The Kochi Metro, when it started operations in June, hired 23 transpersons, the first Indian government organization to do so. The move was recognized internationally and applauded. The train service later announced that in the long term, it plans to increase the number to 60.
The larger picture, though, is not promising. Transpersons are still discriminated against in housing and employment offices. They still hold street protests against the police.
In June, Lounge reported the struggles of the transpersons who had been hired by the Kochi Metro. They were forced to stay on the terraces of buildings and pay steep rents, and some of them continued to face discrimination when they tried to find homes to rent. Financially, too, they were at a disadvantage. Some of them stated that they were offered the jobs as mere tokenism, without taking their skills into account.
The dichotomy, therefore, is startling. “Visibility is growing, opportunities are growing, but so many young-generation transpersons are still unwilling to come out, fearing alienation from society,” says J. Devika, writer and associate professor of gender at the Centre for Development Studies, a Thiruvananthapuram-based research institute, over the phone. “I know of many who are thrown out of their houses after revealing their identity even now. The pressure on them is huge and they end up in terrible circumstances. This is besides trans-phobic police officers and government machinery moving at a slow pace, causing much trouble to the community,” she adds.

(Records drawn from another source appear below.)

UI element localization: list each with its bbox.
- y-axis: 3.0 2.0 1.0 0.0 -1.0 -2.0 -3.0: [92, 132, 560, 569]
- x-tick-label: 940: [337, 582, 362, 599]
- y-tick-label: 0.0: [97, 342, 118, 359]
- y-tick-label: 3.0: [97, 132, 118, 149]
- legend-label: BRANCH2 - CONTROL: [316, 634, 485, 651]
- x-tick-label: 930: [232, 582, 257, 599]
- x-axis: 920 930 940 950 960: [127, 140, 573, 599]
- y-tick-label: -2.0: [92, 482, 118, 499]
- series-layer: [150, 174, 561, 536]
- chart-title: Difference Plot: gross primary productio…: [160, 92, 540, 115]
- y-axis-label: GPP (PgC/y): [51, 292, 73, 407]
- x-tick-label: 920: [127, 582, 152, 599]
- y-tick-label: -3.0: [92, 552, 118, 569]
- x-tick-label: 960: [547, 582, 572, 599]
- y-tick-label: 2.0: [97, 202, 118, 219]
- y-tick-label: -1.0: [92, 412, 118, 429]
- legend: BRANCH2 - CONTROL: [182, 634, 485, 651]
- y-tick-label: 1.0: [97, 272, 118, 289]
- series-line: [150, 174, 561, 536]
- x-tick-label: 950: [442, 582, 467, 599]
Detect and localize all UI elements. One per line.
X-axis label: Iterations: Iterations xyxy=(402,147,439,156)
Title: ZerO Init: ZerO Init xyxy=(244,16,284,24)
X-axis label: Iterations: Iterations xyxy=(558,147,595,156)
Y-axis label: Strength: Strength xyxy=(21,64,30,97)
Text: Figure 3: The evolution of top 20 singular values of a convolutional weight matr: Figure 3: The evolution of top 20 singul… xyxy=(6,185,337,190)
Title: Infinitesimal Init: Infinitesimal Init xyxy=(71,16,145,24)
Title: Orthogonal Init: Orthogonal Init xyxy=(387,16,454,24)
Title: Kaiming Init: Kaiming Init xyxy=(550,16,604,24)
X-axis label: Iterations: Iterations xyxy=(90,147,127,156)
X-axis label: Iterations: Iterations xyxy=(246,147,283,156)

Ameer continues to live alone. I asked her what she did for Onam, a festival when Malayali families come together to celebrate. “If you don’t have a lot of friends and relatives, what’s the point of celebrating? I don’t have anyone,” says Ameer. But she is quick to reconsider, adding with a smile: “However, this Onam, I was invited to celebrate with children who were suffering from cancer. They gave me gifts and all! I was touched by their love.”